When Brianna Kipnis was laid off from a fitness start-up last June, she thought it would be nice to take a month off before returning to the jobs market. She cancelled the lease on her New York City apartment and moved in with her parents in neighbouring New Jersey.
One month turned into nine and, with the pandemic still raging, Kipnis drifted out of the labour force of the world’s largest economy as she gradually lost hope in her employment prospects.
Kipnis, 32, is one of millions of Americans who have stopped looking for work during the pandemic and is therefore uncounted in the official unemployment rate, which has plunged to 6.3 per cent from 14.8 per cent in April.
“It’s very discouraging,” she says. “To try to stay motivated and positive is one of the harder things right now.”
The hopelessness felt by Kipnis and many others is one of the reasons that US policymakers, from the Federal Reserve to the Biden administration, have lost faith in the unemployment rate as an indicator of the strength of the jobs market.
The rapid decline in the US jobless rate has so far exceeded the forecasts of private sector economists and Fed officials alike. The latest reading, for February, will be published on Friday.
But the headline figure has obscured far less encouraging trends in America’s labour market, and is now considered an incomplete and unreliable guide to the trajectory of the US recovery.
“Published unemployment rates during Covid have dramatically understated the deterioration in the labour market,” Jay Powell, the Federal Reserve chair, said during a speech last month, noting that a more realistic unemployment rate was closer to 10 per cent.
The drop in the unemployment rate has been partly driven by misclassification errors because of inaccurate survey responses during the pandemic. But, most importantly, it has been distorted by the plummeting number of Americans participating in the labour force.
Since the start of the coronavirus crisis, the US labour force has lost 4.3m people, including 2.5m women, who are neither in work nor searching for it. Little or no improvement has been made in those numbers since last summer.
Powell noted that “fear of the virus and the disappearance of employment opportunities in the sectors most affected by it” were the primary causes of the exodus from the labour force, along with virtual schooling that had forced many parents to stay at home.
Economists say that Americans who have left the workforce are a combination of older workers, who retired early because of the pandemic and are less likely to come back, and younger employees who are waiting for brighter times in the hope that their skills do not erode in the meantime.
The loss of confidence in the main jobless rate as a definitive economic indicator also has big policy implications.
Even if the US unemployment rate continues its rapid descent in the coming months, the Fed has said it will not start removing its monetary support for the economy by increasing interest rates until full employment can be measured by a much broader range of measures, which will almost certainly include labour force participation.

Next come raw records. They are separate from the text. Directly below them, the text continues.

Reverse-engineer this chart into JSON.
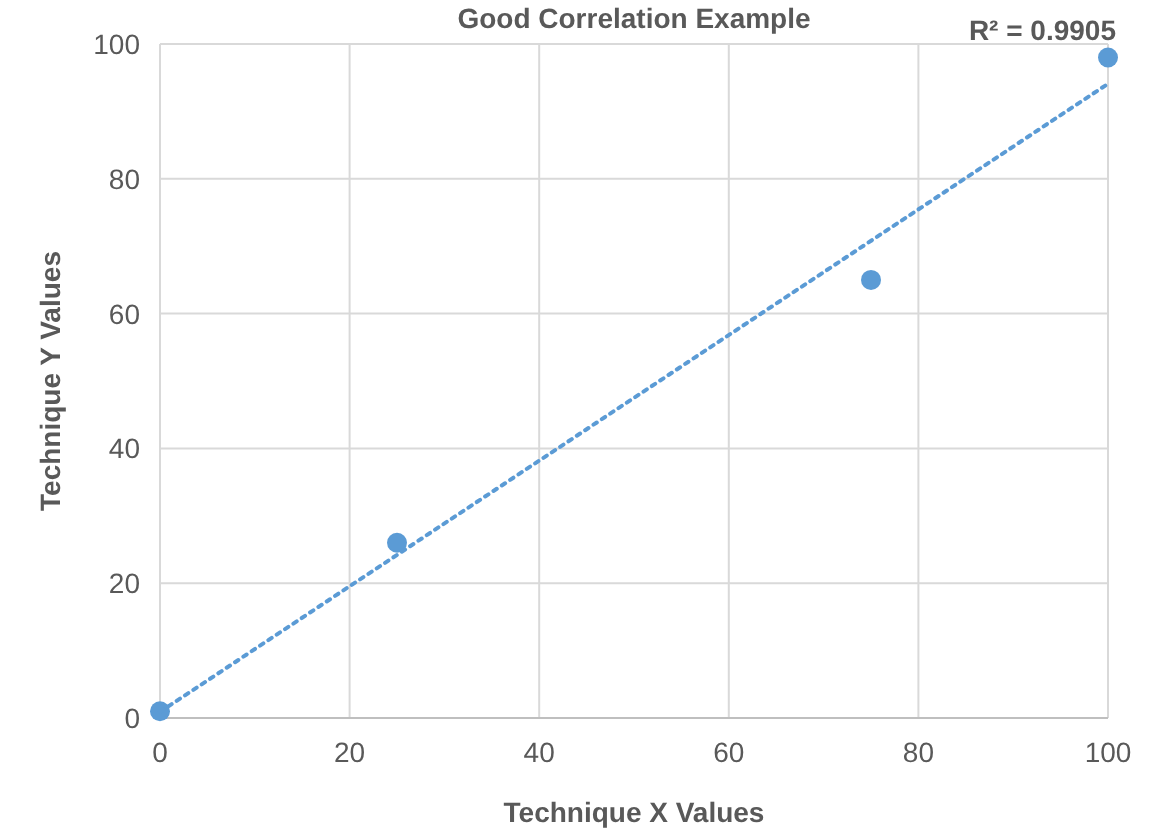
{
  "chart_data": {
    "type": "scatter",
    "title": "Good Correlation Example",
    "xlabel": "Technique X Values",
    "ylabel": "Technique Y Values",
    "annotations": [
      "R² = 0.9905"
    ],
    "x": [
      0,
      25,
      75,
      100
    ],
    "series": [
      {
        "color": "#5b9bd5",
        "values": [
          1,
          26,
          65,
          98
        ],
        "marker": "circle"
      },
      {
        "type": "line",
        "color": "#5b9bd5",
        "x": [
          0,
          100
        ],
        "values": [
          0.9,
          94.1
        ],
        "line_style": "dotted",
        "marker": "none"
      }
    ],
    "xlim": [
      0,
      100
    ],
    "ylim": [
      0,
      100
    ],
    "xticks": [
      0,
      20,
      40,
      60,
      80,
      100
    ],
    "yticks": [
      0,
      20,
      40,
      60,
      80,
      100
    ],
    "grid": true
  }
}
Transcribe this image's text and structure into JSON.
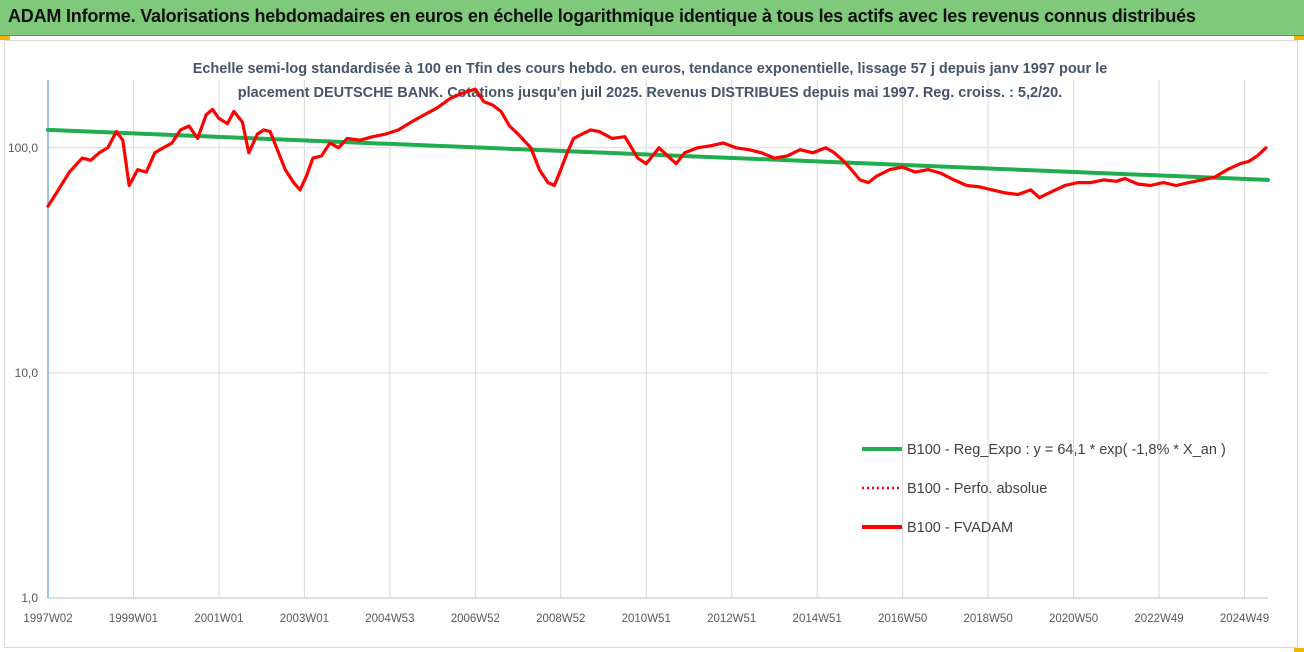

This stance is the result of a big shift in thinking at the US central bank over the past decade away from pre-emptive tightening based merely on fears of inflation spikes.
“The Fed has definitely been highlighting and putting emphasis on not looking at the unemployment rate as the only gauge of labour market health,” said Lydia Boussour, an economist at Oxford Economics.
The Biden administration has also largely ignored the quickly falling US unemployment rate, as evidenced by its push to pass a $1.9tn fiscal stimulus package. The White House says the relief bill is justified because of the millions of Americans who are still out of work and the lingering devastation of the crisis on small businesses and low-income households.
“Success to me would be if we could get back to pre-pandemic levels of unemployment and see the re-employment of those who have lost jobs in the service sector,” Janet Yellen, the US treasury secretary, said at a New York Times event last month.
Economists expect that the US outlook will brighten with the rollout of vaccines and extra fiscal support, and that the labour force withdrawal should stop once Americans find it easier to secure jobs and become more confident searching for them.
The fear is that a significant number of people will never return — and will be part of along-term economic scarring left by the pandemic.
“Whether the recent dropouts re-enter the workforce — as they eventually did post-global financial crisis — is key to how much slack remains in the labour market,” Michael Pearce, an economist at Capital Economics, wrote in a note this week.
As for Kipnis, she has spent much of her time out of work providing childcare for her sisters, both of whom are healthcare workers. She is working to rekindle her job search but says that if she does not get any serious leads after a few weeks of applying aggressively she will take another break.
“I do love working and using my brain in that way, strategising and being able to build something,” Kipnis says. “So I think I’ve just gotten to a point where I’m ready to use my brain again in that way and have a challenge again.”